I'm currently studying for an re-exam in complex analysis, and got a question regarding Möbius transformation.

The exam-question is following:

Find a conform and bijective mapping from $A := ${$ z: 0 < |z| < 1, 0 < Arg(z) < \frac{\pi}{2}$} to $B := ${$z: |z| < 1, |z-1-i| < 1$}.

I've been able to draw the area and visualise it, but no more than that. I looked into the solution given, and to solve it they first extend the area $A$ with $z^2$ so that $A' := ${$ z: 0 < |z| < 1, Im(z) > 0$} and then mapping $A'$ to $B$.

My question is, what exactly makes us want to extend the area $A$ to be able to solve it? The only reason I can come up with is that we want the same number of curves that limits the area. Is this the reason, or am I missing out on something?

Answer 1

Sources to read for problems like this

I've written a couple of other answers recently about how to find conformal maps between specified regions.

1. General approaches for finding such conformal maps here
2. "Constructing conformal mapping from $\mathbb{C} \setminus \{\text{2 discs plus a line segment}\}$" here
3. "Constructing conformal mapping from union of three overlapping discs" here

Note that for (2) and (3) you may need to go into the edit history, because the OP keeps editing their own post to remove the diagram and other useful info?? Anyway, I think these examples cover most of the standard tricks for problems like this.

Specific reasoning for the current problem

The intuition behind the step you're asking about is: You have a region that's bounded by 3 circles. (Lines count as circles.) By squaring, you can turn it into a region bounded by 2 circles instead, which is simpler.

Here's how I'd do this problem, focusing on reasons behind each step and skipping over some of the computation details.

1. $z mapsto z^2$. Now we have a half-disc, bounded by 2 circles.
2. Mobius transformation: if my region is bounded by 2 circles, I instantly want to apply a Mobius transformation that sends 1 of the intersection points to 0 and the other to $\infty$. (You still have 1 extra degree of freedom on that Mobius transformation but it doesn't matter too much.) After this step, we'll have a quarter-plane.
3. $z \mapsto z^2$ again.
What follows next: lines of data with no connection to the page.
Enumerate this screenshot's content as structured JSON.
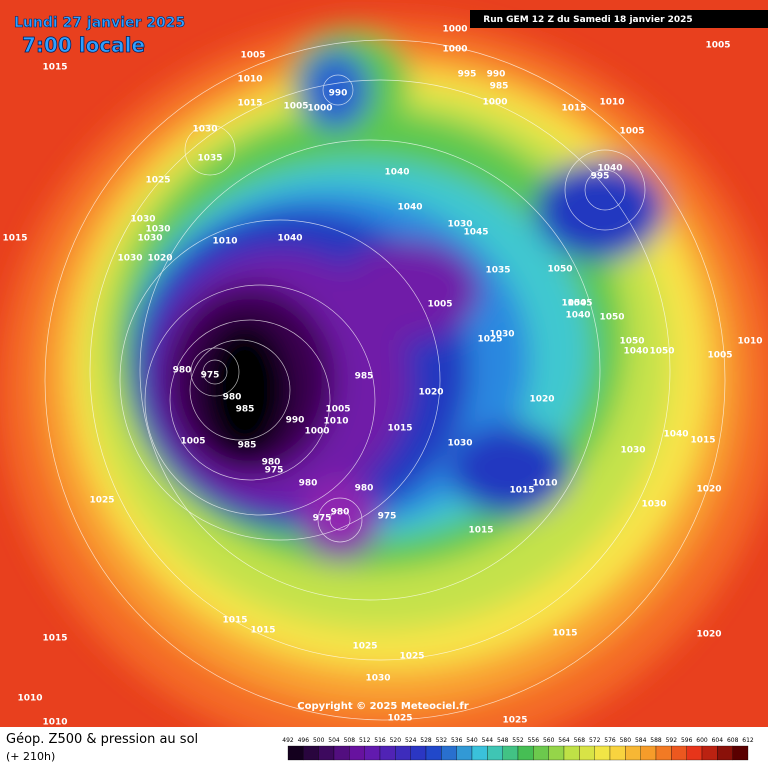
{
  "header": {
    "date": "Lundi 27 janvier 2025",
    "time": "7:00 locale",
    "run": "Run GEM 12 Z du Samedi 18 janvier 2025"
  },
  "footer": {
    "title": "Géop. Z500 & pression au sol",
    "lead": "(+ 210h)",
    "copyright": "Copyright © 2025 Meteociel.fr"
  },
  "legend": {
    "labels": [
      492,
      496,
      500,
      504,
      508,
      512,
      516,
      520,
      524,
      528,
      532,
      536,
      540,
      544,
      548,
      552,
      556,
      560,
      564,
      568,
      572,
      576,
      580,
      584,
      588,
      592,
      596,
      600,
      604,
      608,
      612
    ]
  },
  "pressure_labels": [
    "1015",
    "1005",
    "1010",
    "1015",
    "1030",
    "1035",
    "1025",
    "1030",
    "1030",
    "1030",
    "1030",
    "1020",
    "1015",
    "1010",
    "1040",
    "1005",
    "1000",
    "990",
    "1000",
    "1000",
    "995",
    "990",
    "985",
    "1000",
    "1005",
    "1015",
    "1010",
    "1005",
    "1040",
    "1040",
    "1030",
    "1045",
    "1040",
    "995",
    "1035",
    "1050",
    "1050",
    "1045",
    "1040",
    "1050",
    "1005",
    "1030",
    "1025",
    "1050",
    "1040",
    "1050",
    "1005",
    "1010",
    "980",
    "975",
    "985",
    "980",
    "985",
    "1020",
    "1020",
    "1005",
    "1010",
    "990",
    "1000",
    "1015",
    "1030",
    "1005",
    "985",
    "1040",
    "1015",
    "1030",
    "980",
    "975",
    "980",
    "1015",
    "1010",
    "980",
    "1025",
    "975",
    "980",
    "975",
    "1020",
    "1030",
    "1015",
    "1015",
    "1015",
    "1015",
    "1015",
    "1020",
    "1025",
    "1025",
    "1030",
    "1010",
    "1010",
    "1025",
    "1025"
  ]
}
This takes us from a quarter plane (bounded by 2 circles) to a half plane (bounded by 1 circle, as simple as it gets).

To map $B$ to the upper half plane I'd use similar logic.

1. We're starting with a region bounded by 2 circles. Find the intersection points and use a Mobius transformation to map one intersection point to $0$ and the other to $\infty$. We'll end up with a quarter-plane again.
2. Square the quarter-plane to get a half-plane.

Final note: in general, the trick about mapping the region between two circles by sending intersection points to 0 and $\infty$ will not always create a quarter-plane. It will always be a nice region between two rays that start at $0$, but the region could have a different size depending on what the original circles were. For example, if you started with the region $\{z \in \mathbb{C} : |z|<1 \text{ and } |z-1|<1\}$ then the trick would move you to a "sixth of the plane" like $\{z \in \mathbb{C} : \text{arg}(z) \in (0, \frac \pi 3)\}$. From there you'd still want to get a half-plane, but this time you should use $z \mapsto z^3$ instead of $z \mapsto z^2$. Do you see why?